Alarming: The number of students who died by suicide in India rose by 70% in a decade, according to data from the National Crime Records Bureau.
In trouble: The National Company Law Tribunal has admitted an insolvency resolution plea against Mumbai-based fast-food chain Goli Vada Pav for allegedly failing to pay a debt of ₹3.56 crore ($428,000).
Tragedy: The magnitude-6.8 earthquake that struck Morocco’s High Atlas Mountains on Saturday has killed at least 2,100 people, with rescue efforts ongoing.
Scorching: Britain recorded its hottest day of 2023 so far on Saturday, with the temperature touching 33.2 C in London. This has been Britain’s eighth-warmest summer since 1884.
Fund power: Renewable energy company, JSW Neo Energy, is in talks to sell shares to private equity investors TPG, Brookfield, and Tokyo Electric Power Company.
Jailed: Former chief minister of Andhra Pradesh, N Chandrababau Naidu, was remanded to 14 days’ judicial custody in a ₹371 crore (~$45 million) corruption case, which is being called the “skill development scam”.
THE DAILY DIGIT
The number of years Faruk Fatih Ozer, chief of failed Turkish crypto exchange Thodex, has been sentenced to for fraud. (Bloomberg)
Sound of music: Would you drop seven figures for a souped-up car audio system? Well, the Indian owner of a Kia Sonet just did. The individual, who goes by 'flipflop' on the Team-BHP forum (a platform for all things automobile), spent ₹29 lakh ($34,890) to upgrade his car’s sound system. The enhancements include Focal Utopia M speakers, Helix Ultra DSP, Ground Zero Reference amplifiers, and Focal Beryllium tweeters, among others. Flipflop also soundproofed and “fortified” his vehicle’s doors. Why’s this all worth a mention, you wonder? Because the car itself costs ~₹14 lakh. 👀
Capital chaos: Not since the pandemic has Delhi been locked down to this extent, for the G20 summit. But the driver of a certain Maruti Suzuki Ertiga with a Haryana number plate doesn’t seem to have got the memo. The vehicle was part of a motorcade for US President Joe Biden, who was at the ITC Maurya. Upon getting a call from a regular passenger to drop him off at the Taj Mansingh hotel—where UAE President Mohamed bin Zayed Al Nahyan was staying—the driver promptly left his station to pick up and drop off the businessman. It wasn’t until he almost reached the Taj that people learnt of the gaffe. No action has been taken against the cabbie and the passenger. The security personnel who slipped up may not be so lucky, though.

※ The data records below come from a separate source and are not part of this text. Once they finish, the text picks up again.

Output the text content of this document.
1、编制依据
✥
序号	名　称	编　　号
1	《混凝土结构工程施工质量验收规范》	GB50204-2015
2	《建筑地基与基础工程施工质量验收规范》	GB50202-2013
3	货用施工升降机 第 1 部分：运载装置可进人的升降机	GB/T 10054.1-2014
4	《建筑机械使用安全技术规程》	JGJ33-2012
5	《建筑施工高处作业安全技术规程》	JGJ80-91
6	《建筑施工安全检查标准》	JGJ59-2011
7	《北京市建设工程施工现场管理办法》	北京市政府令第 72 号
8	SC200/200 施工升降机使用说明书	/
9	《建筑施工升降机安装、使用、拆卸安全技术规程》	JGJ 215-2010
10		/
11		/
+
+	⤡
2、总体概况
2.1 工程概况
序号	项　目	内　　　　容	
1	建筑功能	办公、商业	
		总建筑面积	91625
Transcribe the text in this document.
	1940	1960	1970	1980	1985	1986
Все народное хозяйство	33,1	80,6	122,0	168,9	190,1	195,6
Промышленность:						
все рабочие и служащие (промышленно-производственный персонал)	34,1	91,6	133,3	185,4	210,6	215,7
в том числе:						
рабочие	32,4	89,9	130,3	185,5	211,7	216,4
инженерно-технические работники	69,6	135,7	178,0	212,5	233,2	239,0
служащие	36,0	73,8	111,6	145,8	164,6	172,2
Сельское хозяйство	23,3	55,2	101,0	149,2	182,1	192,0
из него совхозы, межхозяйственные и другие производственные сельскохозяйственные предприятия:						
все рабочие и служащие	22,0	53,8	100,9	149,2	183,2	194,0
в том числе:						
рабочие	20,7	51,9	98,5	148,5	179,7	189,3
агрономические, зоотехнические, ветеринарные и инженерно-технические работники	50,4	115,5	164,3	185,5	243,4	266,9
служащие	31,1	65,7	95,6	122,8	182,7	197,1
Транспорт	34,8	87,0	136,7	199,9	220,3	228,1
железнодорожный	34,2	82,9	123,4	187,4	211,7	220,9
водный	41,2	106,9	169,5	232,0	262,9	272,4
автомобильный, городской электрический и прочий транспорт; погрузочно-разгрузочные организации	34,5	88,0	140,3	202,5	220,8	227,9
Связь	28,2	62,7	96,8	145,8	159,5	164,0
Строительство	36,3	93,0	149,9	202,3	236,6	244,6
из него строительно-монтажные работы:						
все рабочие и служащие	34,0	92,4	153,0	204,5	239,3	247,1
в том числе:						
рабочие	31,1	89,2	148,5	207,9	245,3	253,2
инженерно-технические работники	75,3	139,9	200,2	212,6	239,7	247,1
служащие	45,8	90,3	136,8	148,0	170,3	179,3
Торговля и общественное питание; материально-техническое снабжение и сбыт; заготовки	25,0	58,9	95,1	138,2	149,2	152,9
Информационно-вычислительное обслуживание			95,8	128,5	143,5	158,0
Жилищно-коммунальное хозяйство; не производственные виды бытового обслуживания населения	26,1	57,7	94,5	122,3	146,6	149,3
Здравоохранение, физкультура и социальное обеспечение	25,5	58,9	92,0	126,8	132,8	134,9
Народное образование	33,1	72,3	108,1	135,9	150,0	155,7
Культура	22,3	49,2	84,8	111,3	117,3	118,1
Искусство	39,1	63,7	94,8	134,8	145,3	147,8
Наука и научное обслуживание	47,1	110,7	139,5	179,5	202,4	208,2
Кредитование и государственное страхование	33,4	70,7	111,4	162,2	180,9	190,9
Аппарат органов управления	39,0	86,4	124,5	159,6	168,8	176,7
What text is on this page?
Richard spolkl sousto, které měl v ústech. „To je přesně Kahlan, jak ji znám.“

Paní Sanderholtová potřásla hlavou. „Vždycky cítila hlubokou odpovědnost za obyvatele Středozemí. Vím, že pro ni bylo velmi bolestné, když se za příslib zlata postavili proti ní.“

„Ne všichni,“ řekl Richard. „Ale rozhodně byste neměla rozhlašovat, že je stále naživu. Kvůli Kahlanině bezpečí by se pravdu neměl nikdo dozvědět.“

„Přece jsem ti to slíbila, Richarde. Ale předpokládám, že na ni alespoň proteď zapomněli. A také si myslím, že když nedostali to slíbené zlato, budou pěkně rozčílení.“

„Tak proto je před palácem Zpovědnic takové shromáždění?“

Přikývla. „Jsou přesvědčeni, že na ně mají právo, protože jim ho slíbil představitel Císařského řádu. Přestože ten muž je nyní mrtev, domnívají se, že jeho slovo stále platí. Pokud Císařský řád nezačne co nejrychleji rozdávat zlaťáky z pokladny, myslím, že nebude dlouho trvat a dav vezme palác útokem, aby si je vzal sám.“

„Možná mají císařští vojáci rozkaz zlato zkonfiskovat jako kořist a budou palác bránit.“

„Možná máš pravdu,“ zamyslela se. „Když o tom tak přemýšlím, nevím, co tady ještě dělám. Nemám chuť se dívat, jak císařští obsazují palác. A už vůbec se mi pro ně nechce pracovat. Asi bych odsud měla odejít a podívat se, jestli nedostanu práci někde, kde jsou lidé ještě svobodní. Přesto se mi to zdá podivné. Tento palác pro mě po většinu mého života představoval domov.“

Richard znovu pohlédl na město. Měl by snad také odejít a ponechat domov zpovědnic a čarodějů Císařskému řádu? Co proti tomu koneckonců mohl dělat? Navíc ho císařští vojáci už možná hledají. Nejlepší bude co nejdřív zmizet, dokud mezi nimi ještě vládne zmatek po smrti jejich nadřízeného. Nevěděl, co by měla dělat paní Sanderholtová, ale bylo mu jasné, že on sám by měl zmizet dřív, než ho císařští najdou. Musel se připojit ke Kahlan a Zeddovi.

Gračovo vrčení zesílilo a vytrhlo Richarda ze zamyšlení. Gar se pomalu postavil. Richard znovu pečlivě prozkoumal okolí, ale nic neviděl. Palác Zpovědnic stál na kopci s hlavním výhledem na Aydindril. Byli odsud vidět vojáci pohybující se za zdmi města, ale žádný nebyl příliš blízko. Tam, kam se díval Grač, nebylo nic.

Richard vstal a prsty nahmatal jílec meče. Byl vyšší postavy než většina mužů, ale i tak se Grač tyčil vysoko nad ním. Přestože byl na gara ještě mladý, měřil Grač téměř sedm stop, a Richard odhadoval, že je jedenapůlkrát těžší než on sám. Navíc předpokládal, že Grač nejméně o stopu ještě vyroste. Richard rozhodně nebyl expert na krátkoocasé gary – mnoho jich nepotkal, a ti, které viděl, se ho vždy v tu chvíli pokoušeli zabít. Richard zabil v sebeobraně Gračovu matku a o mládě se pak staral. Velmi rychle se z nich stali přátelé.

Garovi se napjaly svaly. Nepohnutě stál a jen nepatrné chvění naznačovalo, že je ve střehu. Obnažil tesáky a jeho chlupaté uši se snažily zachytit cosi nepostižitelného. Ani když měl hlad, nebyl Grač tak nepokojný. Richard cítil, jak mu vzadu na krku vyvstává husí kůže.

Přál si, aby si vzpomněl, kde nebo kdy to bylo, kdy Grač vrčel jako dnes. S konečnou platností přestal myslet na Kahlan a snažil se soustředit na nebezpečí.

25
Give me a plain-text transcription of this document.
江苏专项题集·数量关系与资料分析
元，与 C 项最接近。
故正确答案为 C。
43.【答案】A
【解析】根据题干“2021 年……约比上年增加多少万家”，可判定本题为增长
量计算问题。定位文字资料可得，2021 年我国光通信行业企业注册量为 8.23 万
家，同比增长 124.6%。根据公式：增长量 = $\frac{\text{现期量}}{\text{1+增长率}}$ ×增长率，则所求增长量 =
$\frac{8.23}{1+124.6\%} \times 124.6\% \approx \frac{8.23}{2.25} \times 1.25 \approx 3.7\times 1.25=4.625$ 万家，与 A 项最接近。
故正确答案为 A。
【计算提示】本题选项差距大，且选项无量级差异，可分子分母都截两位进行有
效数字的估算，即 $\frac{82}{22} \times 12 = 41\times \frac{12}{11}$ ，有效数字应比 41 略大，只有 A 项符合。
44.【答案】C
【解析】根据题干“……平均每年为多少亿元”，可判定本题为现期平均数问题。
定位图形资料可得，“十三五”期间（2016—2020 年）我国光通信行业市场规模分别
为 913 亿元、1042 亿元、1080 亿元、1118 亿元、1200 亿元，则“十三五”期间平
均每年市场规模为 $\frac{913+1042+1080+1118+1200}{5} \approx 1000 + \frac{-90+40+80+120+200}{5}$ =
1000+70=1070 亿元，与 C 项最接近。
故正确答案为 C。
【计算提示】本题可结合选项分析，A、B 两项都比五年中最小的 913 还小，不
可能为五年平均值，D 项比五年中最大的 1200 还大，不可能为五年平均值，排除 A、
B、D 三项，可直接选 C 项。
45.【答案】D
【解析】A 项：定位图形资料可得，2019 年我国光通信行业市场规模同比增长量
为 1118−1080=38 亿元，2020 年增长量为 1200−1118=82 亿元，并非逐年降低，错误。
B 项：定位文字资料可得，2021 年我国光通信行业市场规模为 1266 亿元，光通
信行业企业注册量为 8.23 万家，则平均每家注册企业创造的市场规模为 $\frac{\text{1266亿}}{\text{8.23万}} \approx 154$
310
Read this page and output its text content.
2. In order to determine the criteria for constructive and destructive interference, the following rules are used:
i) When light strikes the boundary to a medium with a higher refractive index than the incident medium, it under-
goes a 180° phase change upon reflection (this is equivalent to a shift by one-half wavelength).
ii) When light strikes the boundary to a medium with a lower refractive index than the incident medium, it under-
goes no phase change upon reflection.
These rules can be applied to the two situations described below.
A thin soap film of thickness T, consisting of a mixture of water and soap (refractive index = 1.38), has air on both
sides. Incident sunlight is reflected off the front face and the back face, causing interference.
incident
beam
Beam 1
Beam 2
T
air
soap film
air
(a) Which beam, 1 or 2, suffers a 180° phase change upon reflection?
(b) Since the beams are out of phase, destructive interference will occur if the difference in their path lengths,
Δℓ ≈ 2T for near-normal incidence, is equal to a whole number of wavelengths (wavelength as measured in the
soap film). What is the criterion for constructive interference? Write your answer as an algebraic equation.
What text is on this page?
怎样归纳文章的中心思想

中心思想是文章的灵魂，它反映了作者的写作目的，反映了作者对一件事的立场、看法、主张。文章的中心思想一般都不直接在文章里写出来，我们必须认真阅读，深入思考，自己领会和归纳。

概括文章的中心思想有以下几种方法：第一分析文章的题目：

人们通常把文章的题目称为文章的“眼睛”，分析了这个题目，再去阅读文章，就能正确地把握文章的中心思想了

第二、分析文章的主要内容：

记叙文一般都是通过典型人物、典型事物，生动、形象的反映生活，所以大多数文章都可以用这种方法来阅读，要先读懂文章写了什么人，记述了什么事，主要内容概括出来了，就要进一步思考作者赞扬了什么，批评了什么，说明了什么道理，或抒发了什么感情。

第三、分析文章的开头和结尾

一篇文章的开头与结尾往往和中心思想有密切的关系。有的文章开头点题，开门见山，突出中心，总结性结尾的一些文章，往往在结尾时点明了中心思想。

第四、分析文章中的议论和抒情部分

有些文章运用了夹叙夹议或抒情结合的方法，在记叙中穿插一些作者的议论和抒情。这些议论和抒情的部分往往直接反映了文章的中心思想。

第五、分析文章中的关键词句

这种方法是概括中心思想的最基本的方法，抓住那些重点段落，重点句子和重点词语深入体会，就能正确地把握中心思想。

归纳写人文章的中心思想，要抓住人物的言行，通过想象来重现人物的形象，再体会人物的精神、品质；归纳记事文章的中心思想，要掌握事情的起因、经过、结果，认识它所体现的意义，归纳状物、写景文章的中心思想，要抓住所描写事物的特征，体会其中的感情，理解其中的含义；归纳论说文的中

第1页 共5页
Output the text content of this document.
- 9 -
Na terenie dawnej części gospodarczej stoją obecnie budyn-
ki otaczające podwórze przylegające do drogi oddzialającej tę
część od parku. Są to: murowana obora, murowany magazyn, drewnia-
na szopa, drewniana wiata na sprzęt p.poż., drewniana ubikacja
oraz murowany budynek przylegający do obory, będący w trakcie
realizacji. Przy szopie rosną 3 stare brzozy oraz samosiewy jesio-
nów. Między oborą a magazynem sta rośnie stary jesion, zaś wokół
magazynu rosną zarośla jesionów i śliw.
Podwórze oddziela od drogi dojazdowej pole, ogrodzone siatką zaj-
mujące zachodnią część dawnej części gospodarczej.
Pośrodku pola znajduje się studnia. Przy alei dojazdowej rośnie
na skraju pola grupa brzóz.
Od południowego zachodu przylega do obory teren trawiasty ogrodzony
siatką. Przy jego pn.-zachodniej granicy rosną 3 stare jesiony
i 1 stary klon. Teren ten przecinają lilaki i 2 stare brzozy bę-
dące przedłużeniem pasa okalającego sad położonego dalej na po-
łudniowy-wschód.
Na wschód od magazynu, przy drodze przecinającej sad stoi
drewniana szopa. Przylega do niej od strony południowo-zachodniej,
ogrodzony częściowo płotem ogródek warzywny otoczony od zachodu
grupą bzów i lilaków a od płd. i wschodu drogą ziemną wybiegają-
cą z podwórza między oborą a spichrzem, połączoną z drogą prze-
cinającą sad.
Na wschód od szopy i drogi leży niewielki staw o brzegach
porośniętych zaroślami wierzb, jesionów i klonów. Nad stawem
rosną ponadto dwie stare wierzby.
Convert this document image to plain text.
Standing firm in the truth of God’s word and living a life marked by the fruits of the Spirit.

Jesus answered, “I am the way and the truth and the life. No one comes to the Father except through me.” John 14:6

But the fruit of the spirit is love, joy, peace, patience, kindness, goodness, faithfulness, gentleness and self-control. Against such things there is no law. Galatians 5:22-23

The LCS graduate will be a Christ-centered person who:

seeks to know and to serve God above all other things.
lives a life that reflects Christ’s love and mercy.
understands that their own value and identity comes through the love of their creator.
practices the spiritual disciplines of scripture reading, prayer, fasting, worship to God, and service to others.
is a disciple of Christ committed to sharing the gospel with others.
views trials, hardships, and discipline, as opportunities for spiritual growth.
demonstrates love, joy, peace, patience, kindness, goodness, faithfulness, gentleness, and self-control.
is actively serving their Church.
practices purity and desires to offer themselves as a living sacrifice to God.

Hic hic: Did you know that Belgium’s 430 breweries churn out over 1,600 different brands of beer? So it is only fitting that Brussels is home to a $96 million monument dedicated to the drink. You may want to add this to your travel list if you're a beer lover. Belgium, the beer capital of the world, has given its former stock exchange building in Brussels a makeover to turn it into a beer museum. Visitors will get a chance to learn everything, from handling yeast to a multisensory tour of local fermentation processes. And yes, over 50 beers are available on tap.